Tests GitHub issues Codestyle black Changelog

Universal Pathlib is a python library that aims to extend Python's built-in pathlib.Path api to use a variety of backend filesystems using fsspec

Installation

Pypi

python -m pip install universal_pathlib

conda

conda install -c conda-forge universal_pathlib

Basic Usage

# pip install universal_pathlib s3fs
>>> from upath import UPath
>>>
>>> s3path = UPath("s3://test_bucket") / "example.txt"
>>> s3path.name
example.txt
>>> s3path.stem
example
>>> s3path.suffix
.txt
>>> s3path.exists()
True
>>> s3path.read_text()
'Hello World'

For more examples, see the example notebook here

Currently supported filesystems (and schemes)

  • file: Local filessystem
  • memory: Ephemeral filesystem in RAM
  • az:, adl:, abfs: and abfss: Azure Storage (requires adlfs to be installed)
  • http: and https: HTTP(S)-based filesystem
  • hdfs: Hadoop distributed filesystem
  • gs: and gcs: Google Cloud Storage (requires gcsfs to be installed)
  • s3: and s3a: AWS S3 (requires s3fs to be installed)
  • webdav+http: and webdav+https: WebDAV-based filesystem on top of HTTP(S) (requires webdav4[fsspec] to be installed)

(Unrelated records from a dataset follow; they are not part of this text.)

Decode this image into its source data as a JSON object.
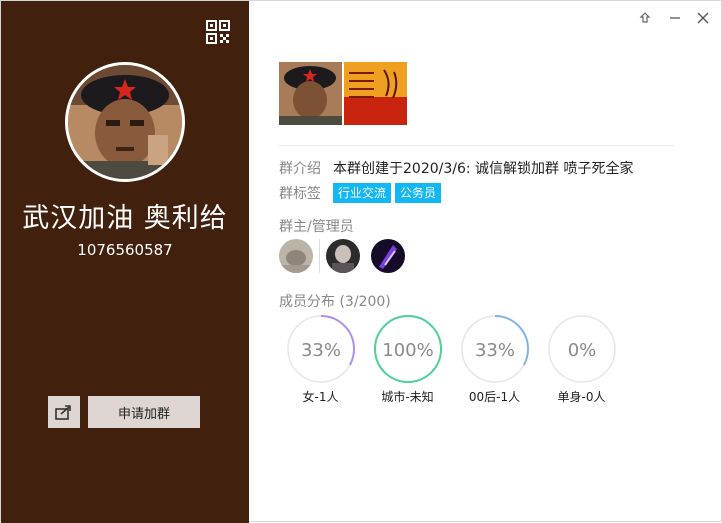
{
  "window": {
    "controls": {
      "pin_icon": "pin-icon",
      "minimize_icon": "minimize-icon",
      "close_icon": "close-icon"
    }
  },
  "colors": {
    "left_panel": "#41200e",
    "tag_bg": "#12b7f5",
    "gender_ring": "#b18ef0",
    "city_ring": "#4fd09a",
    "age_ring": "#7fb4ee",
    "single_ring": "#e2e2e2"
  },
  "profile": {
    "name": "武汉加油 奥利给",
    "group_id": "1076560587",
    "join_button": "申请加群",
    "share_icon": "share-icon",
    "qr_icon": "qr-code-icon"
  },
  "info": {
    "intro_label": "群介绍",
    "intro_text": "本群创建于2020/3/6: 诚信解锁加群 喷子死全家",
    "tags_label": "群标签",
    "tags": [
      "行业交流",
      "公务员"
    ],
    "admins_label": "群主/管理员",
    "distribution_label": "成员分布",
    "distribution_count": "(3/200)"
  },
  "stats": [
    {
      "value": "33%",
      "fraction": 0.33,
      "caption": "女-1人"
    },
    {
      "value": "100%",
      "fraction": 1.0,
      "caption": "城市-未知"
    },
    {
      "value": "33%",
      "fraction": 0.33,
      "caption": "00后-1人"
    },
    {
      "value": "0%",
      "fraction": 0.0,
      "caption": "单身-0人"
    }
  ]
}
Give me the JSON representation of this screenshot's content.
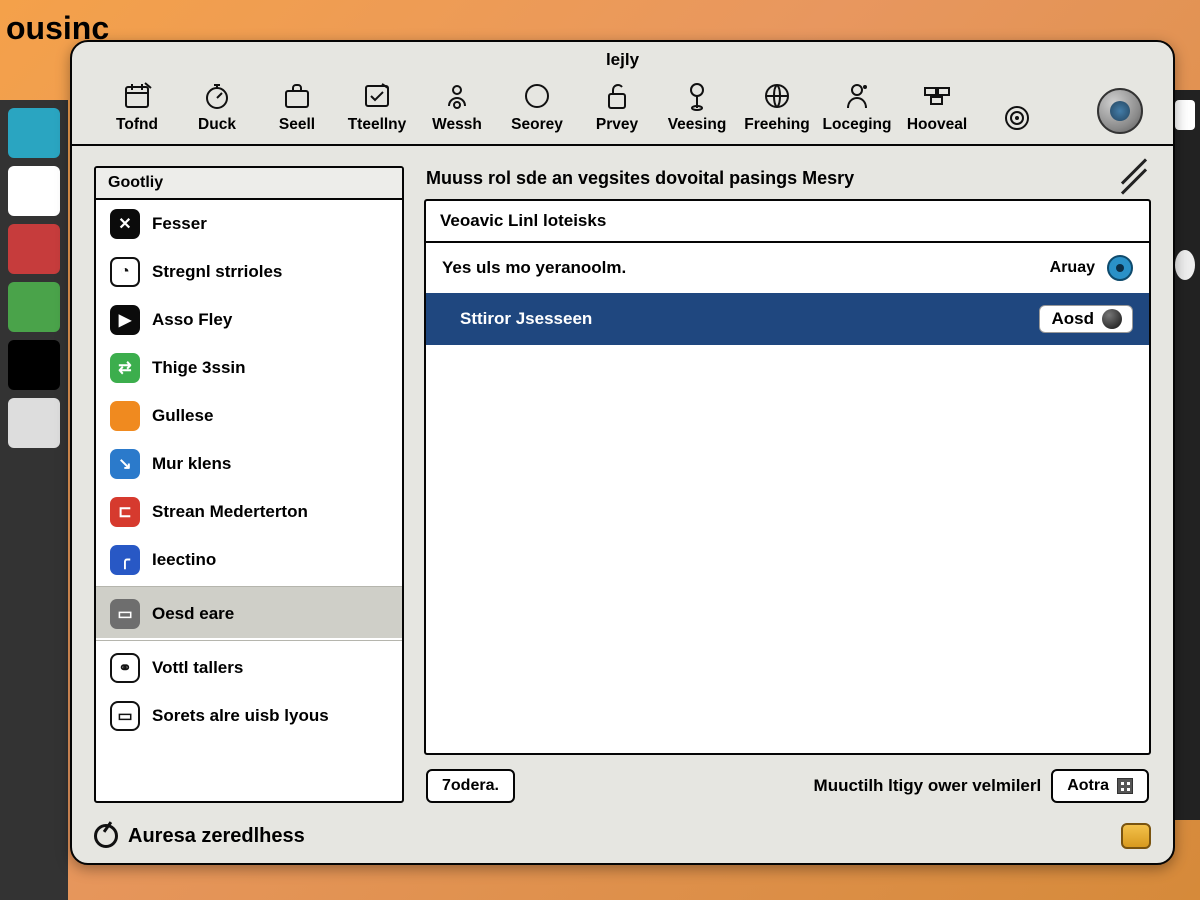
{
  "background": {
    "corner_word": "ousinc"
  },
  "window": {
    "title": "lejly",
    "toolbar": [
      {
        "label": "Tofnd",
        "icon": "calendar"
      },
      {
        "label": "Duck",
        "icon": "stopwatch"
      },
      {
        "label": "Seell",
        "icon": "briefcase"
      },
      {
        "label": "Tteellny",
        "icon": "note-check"
      },
      {
        "label": "Wessh",
        "icon": "person-ring"
      },
      {
        "label": "Seorey",
        "icon": "circle"
      },
      {
        "label": "Prvey",
        "icon": "lock-open"
      },
      {
        "label": "Veesing",
        "icon": "pin"
      },
      {
        "label": "Freehing",
        "icon": "globe"
      },
      {
        "label": "Loceging",
        "icon": "person-dot"
      },
      {
        "label": "Hooveal",
        "icon": "bricks"
      },
      {
        "label": "",
        "icon": "target"
      }
    ],
    "big_button_icon": "sphere"
  },
  "sidebar": {
    "header": "Gootliy",
    "items": [
      {
        "label": "Fesser",
        "icon_style": "ic-black",
        "glyph": "✕"
      },
      {
        "label": "Stregnl strrioles",
        "icon_style": "ic-white",
        "glyph": "◔"
      },
      {
        "label": "Asso Fley",
        "icon_style": "ic-black",
        "glyph": "▶"
      },
      {
        "label": "Thige 3ssin",
        "icon_style": "ic-green",
        "glyph": "⇄"
      },
      {
        "label": "Gullese",
        "icon_style": "ic-orange",
        "glyph": " "
      },
      {
        "label": "Mur klens",
        "icon_style": "ic-blue",
        "glyph": "↘"
      },
      {
        "label": "Strean Mederterton",
        "icon_style": "ic-red",
        "glyph": "⊏"
      },
      {
        "label": "Ieectino",
        "icon_style": "ic-blue2",
        "glyph": "╭"
      },
      {
        "label": "Oesd eare",
        "icon_style": "ic-gray",
        "glyph": "▭",
        "selected": true,
        "sep": true
      },
      {
        "label": "Vottl tallers",
        "icon_style": "ic-outline",
        "glyph": "⚭",
        "sep": true
      },
      {
        "label": "Sorets alre uisb lyous",
        "icon_style": "ic-outline",
        "glyph": "▭"
      }
    ]
  },
  "main": {
    "heading": "Muuss rol sde an vegsites dovoital pasings Mesry",
    "panel_header": "Veoavic Linl loteisks",
    "rows": [
      {
        "label": "Yes uls mo yeranoolm.",
        "trailing": "Aruay",
        "dot": true
      },
      {
        "label": "Sttiror Jsesseen",
        "selected": true,
        "pill": "Aosd"
      }
    ],
    "footer": {
      "left_button": "7odera.",
      "right_text": "Muuctilh ltigy ower velmilerl",
      "right_button": "Aotra"
    }
  },
  "status": {
    "text": "Auresa zeredlhess"
  }
}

Other fsspec-compatible filesystems may also work, but are not supported and tested. Contributions for new filesystems are welcome!

Class hierarchy

The individual UPath subclasses relate in the following way with pathlib classes:

flowchart TB
  subgraph s0[pathlib]
    A---> B
    A--> AP
    A--> AW

    B--> BP
    AP---> BP
    B--> BW
    AW---> BW
  end
  subgraph s1[upath]
    B ---> U
    U --> UP
    U --> UW
    BP --> UP
    BW --> UW
    U --> UL
    U --> US3
    U --> UH
    U -.-> UO
  end

  A(PurePath)
  AP(PurePosixPath)
  AW(PureWindowsPath)
  B(Path)
  BP(PosixPath)
  BW(WindowsPath)

  U(UPath)
  UP(PosixUPath)
  UW(WindowsUPath)
  UL(LocalPath)
  US3(S3Path)
  UH(HttpPath)
  UO(...Path)

  classDef np fill:#f7f7f7,stroke:#2166ac,stroke-width:2px,color:#333
  classDef nu fill:#f7f7f7,stroke:#b2182b,stroke-width:2px,color:#333

  class A,AP,AW,B,BP,BW,UP,UW np
  class U,UL,US3,UH,UO nu

  style UO stroke-dasharray: 3 3

  style s0 fill:none,stroke:#0571b0,stroke-width:3px,stroke-dasharray: 3 3,color:#0571b0
  style s1 fill:none,stroke:#ca0020,stroke-width:3px,stroke-dasharray: 3 3,color:#ca0020

When instantiating UPath the returned instance type depends on the path that was provided to the constructor. For "URI"-style paths, UPath returns a subclass instance corresponding to the supported fsppec protocol, defined by the URI-scheme. If there is no specialized subclass implementation available, UPath with return a UPath instance and raise a warning that the protocol is currently not being tested in the test-suite, and correct behavior is not guaranteed. If a local path is provided, UPath will return a PosixUPath or WindowsUPath instance. These two subclasses are 100% compatible with the PosixPath and WindowsPath classes of their specific Python version, and are tested against all relevant tests of the CPython pathlib test-suite.

UPath public class API

UPath's public class interface is identical to pathlib.Path with the addition of the following attributes:

  • UPath(...).protocol: str the filesystem_spec protocol (note: for PosixUPath and WindowsUPath it's an empty string)
  • UPath(...).storage_options: dict[str, Any] the storage options for instantiating the filesystem_spec class
  • UPath(...).path: str the filesystem_spec compatible path for use with filesystem instances
  • UPath(...).fs: AbstractFileSystem convenience attribute to access an instantiated filesystem

the first three provide a public interface to access a file via fsspec as follows:

from upath import UPath
from fsspec import filesystem

p = UPath("s3://bucket/file.txt", anon=True)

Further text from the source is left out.